2In diesem Fall ist im Abschlusszeugnis zu vermerken, dass die Laufbahnprüfung ohne mündliche Abschlussprüfung abgelegt worden ist, und die Rechtsgrundlage für diese Tatsache anzugeben.

(3) Der Bescheid über die Laufbahnprüfung ist mit einer Rechtsbehelfsbelehrung zu versehen.

(4) Eine Ausfertigung des Bescheides und des Abschlusszeugnisses ist der Einstellungsbehörde für die Personalakte zu übersenden.

(5) 1Offensichtliche Unrichtigkeiten bei der Ermittlung oder Mitteilung des Prüfungsergebnisses werden durch das Prüfungsamt berichtigt.
2Offensichtlich unrichtige Abschlusszeugnisse hat die oder der Auszubildende zurückzugeben.

(1) 1Auszubildende, die die Zwischenprüfung oder die schriftliche oder mündliche Abschlussprüfung nicht bestanden haben oder deren Prüfung als nicht bestanden gilt, können die Prüfung einmal wiederholen.
2Ist die Wiederholung der Prüfung erfolglos, ist die Ausbildung beendet.
3Das Bundesministerium der Finanzen oder bei entsprechender Delegation die Generalzolldirektion kann in begründeten Fällen eine zweite Wiederholung zulassen.
4Die Zwischenprüfung oder die schriftliche oder mündliche Abschlussprüfung ist jeweils vollständig zu wiederholen.

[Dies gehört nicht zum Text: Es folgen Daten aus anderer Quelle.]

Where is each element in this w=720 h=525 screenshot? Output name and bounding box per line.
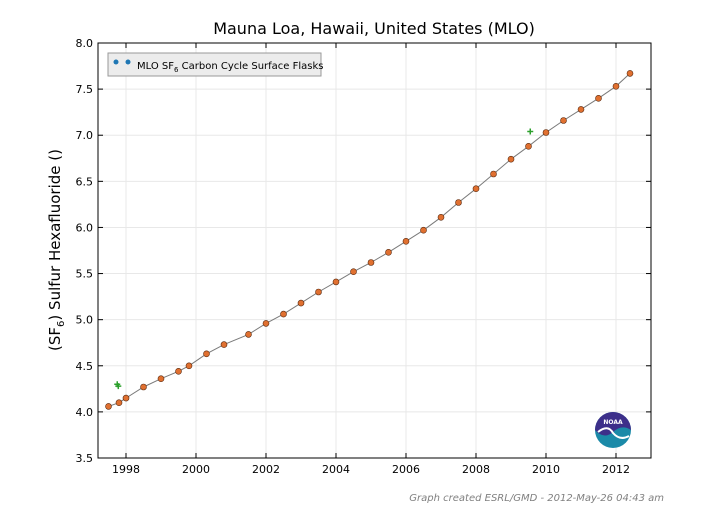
y-tick-label: 7.5 [76,83,94,96]
legend: MLO SF6 Carbon Cycle Surface Flasks [107,52,324,77]
x-tick-label: 2004 [322,463,350,476]
data-point [420,226,427,234]
y-tick-label: 5.5 [76,268,94,281]
x-tick-labels: 1998 2000 2002 2004 2006 2008 2010 2012 [112,463,630,476]
legend-label-pre: MLO SF [137,61,174,72]
data-point [385,249,392,256]
x-tick-label: 2010 [532,463,560,476]
y-axis-label-subscript: 6 [56,321,67,327]
data-point [157,375,165,383]
data-point [140,383,147,391]
y-tick-labels: 3.5 4.0 4.5 5.0 5.5 6.0 6.5 7.0 7.5 8.0 [76,37,94,465]
data-point [542,129,550,136]
noaa-logo: NOAA [595,412,631,448]
y-tick-label: 4.5 [76,360,94,373]
data-point [350,268,357,276]
legend-label: MLO SF6 Carbon Cycle Surface Flasks [137,61,324,74]
legend-marker-dot [125,59,131,65]
legend-label-subscript: 6 [174,66,179,74]
x-tick-label: 2008 [462,463,490,476]
y-tick-label: 3.5 [76,452,94,465]
noaa-logo-text: NOAA [603,419,623,426]
data-point [577,106,585,113]
data-points-layer [105,70,634,410]
y-tick-label: 6.5 [76,175,94,188]
chart-title: Mauna Loa, Hawaii, United States (MLO) [213,19,535,38]
x-tick-label: 2002 [252,463,280,476]
data-point [560,117,567,124]
y-tick-label: 8.0 [76,37,94,50]
noaa-logo-top [595,412,631,436]
data-point [332,278,340,286]
data-point [220,341,228,348]
y-tick-label: 7.0 [76,129,94,142]
x-tick-label: 2012 [602,463,630,476]
data-point [175,367,182,375]
y-tick-label: 4.0 [76,406,94,419]
x-tick-label: 2006 [392,463,420,476]
flagged-points-layer [114,128,534,390]
data-point [525,143,532,150]
data-point [626,70,634,77]
noaa-logo-bird [597,427,630,439]
data-point [367,259,375,266]
data-point [245,331,252,338]
data-point [262,320,270,327]
data-point [203,350,210,358]
y-axis-label-pre: (SF [46,327,64,351]
x-tick-label: 2000 [182,463,210,476]
data-point [185,362,193,370]
legend-marker-dot [113,59,119,65]
x-tick-label: 1998 [112,463,140,476]
flagged-data-point [527,128,534,135]
data-point [595,95,602,102]
flagged-data-point [115,383,122,390]
data-point [280,310,287,318]
data-point [315,288,322,296]
legend-box [107,52,322,77]
data-point [297,299,305,307]
data-point [122,394,130,402]
data-point [472,185,480,192]
data-point [507,155,515,163]
data-point [437,214,445,221]
data-point [105,403,112,410]
footer-credit: Graph created ESRL/GMD - 2012-May-26 04:… [409,493,664,504]
y-axis-label: (SF6) Sulfur Hexafluoride () [46,149,67,351]
legend-label-post: Carbon Cycle Surface Flasks [178,61,323,72]
ticks-layer [98,42,651,459]
data-point [402,238,410,245]
data-point [612,83,620,90]
y-tick-label: 5.0 [76,314,94,327]
data-point [115,399,123,407]
plot-area-frame [97,42,652,459]
y-tick-label: 6.0 [76,221,94,234]
y-axis-label-post: ) Sulfur Hexafluoride () [46,149,64,321]
data-point [490,170,497,178]
data-point [455,199,462,206]
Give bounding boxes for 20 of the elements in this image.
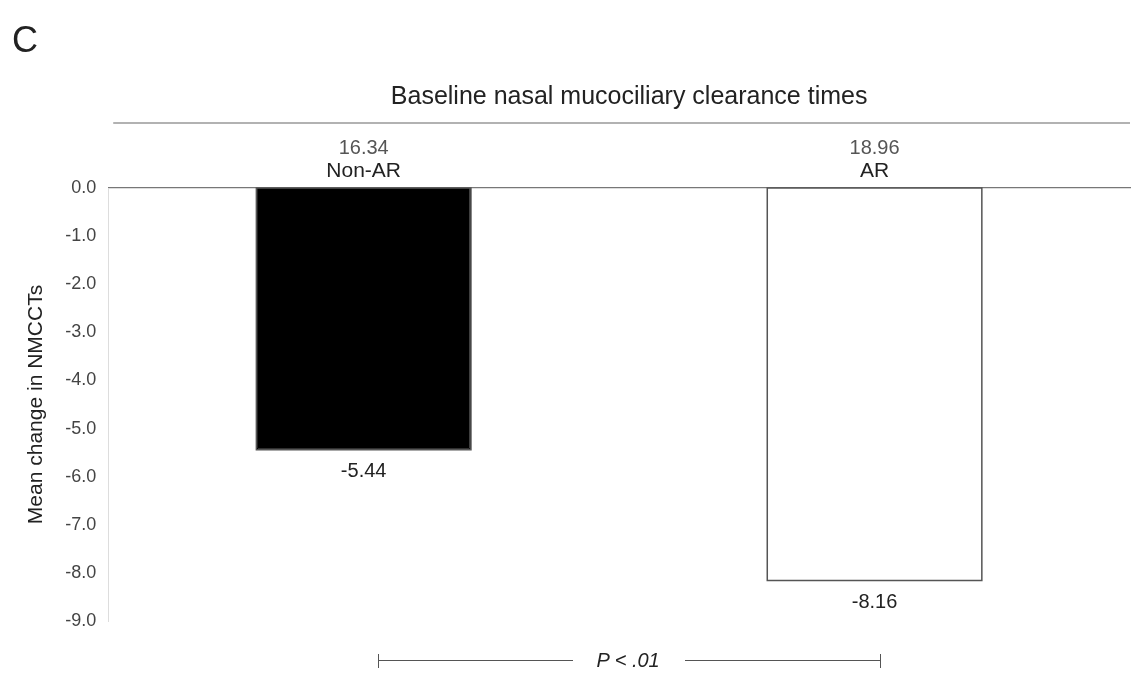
y-axis-title: Mean change in NMCCTs <box>23 284 47 525</box>
chart-title: Baseline nasal mucociliary clearance times <box>390 80 868 109</box>
x-tick-label: Non-AR <box>326 158 402 182</box>
text: C <box>12 18 38 60</box>
y-tick-label: -4.0 <box>65 369 97 390</box>
y-tick-label: -2.0 <box>65 273 97 294</box>
text: 18.96 <box>849 135 900 158</box>
text: P < .01 <box>596 648 660 671</box>
y-tick-label: -9.0 <box>65 609 97 630</box>
x-tick-label: AR <box>859 158 890 182</box>
text: 16.34 <box>338 135 389 158</box>
y-tick-label: -3.0 <box>65 321 97 342</box>
y-tick-label: -7.0 <box>65 513 97 534</box>
data-label: -5.44 <box>340 459 387 482</box>
data-label: -8.16 <box>851 590 898 613</box>
y-tick-label: -8.0 <box>65 561 97 582</box>
y-tick-label: 0.0 <box>71 176 97 197</box>
y-tick-label: -5.0 <box>65 417 97 438</box>
y-tick-label: -6.0 <box>65 465 97 486</box>
y-tick-label: -1.0 <box>65 225 97 246</box>
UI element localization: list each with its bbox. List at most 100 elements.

(2) 1Das Prüfungsamt bestimmt auf Vorschlag der Prüfungskommission, innerhalb welcher Frist die Prüfung wiederholt werden muss.
2Die Wiederholungsphase soll mindestens drei Monate betragen und ein Jahr nicht überschreiten.

(3) 1Die Wiederholung der Zwischenprüfung soll unverzüglich, frühestens jedoch einen Monat nach Bekanntgabe des Zwischenprüfungsergebnisses erfolgen.
2Der weitere Ausbildungsverlauf wird wegen der Wiederholung der Zwischenprüfung nicht ausgesetzt.
3Bei Auszubildenden, die die schriftliche oder mündliche Abschlussprüfung wiederholen, wird der Vorbereitungsdienst bis zum Ablauf der vom Prüfungsamt angesetzten Wiederholungsfrist verlängert, sofern die nach § 15 Absatz 3 der Bundeslaufbahnverordnung zulässige Höchstdauer des Vorbereitungsdienstes nicht überschritten wird.

(4) Die Rangpunkte, die bei der Wiederholung erreicht werden, ersetzen die zuvor erreichten.

(5) Bestandene Prüfungen können nicht wiederholt werden.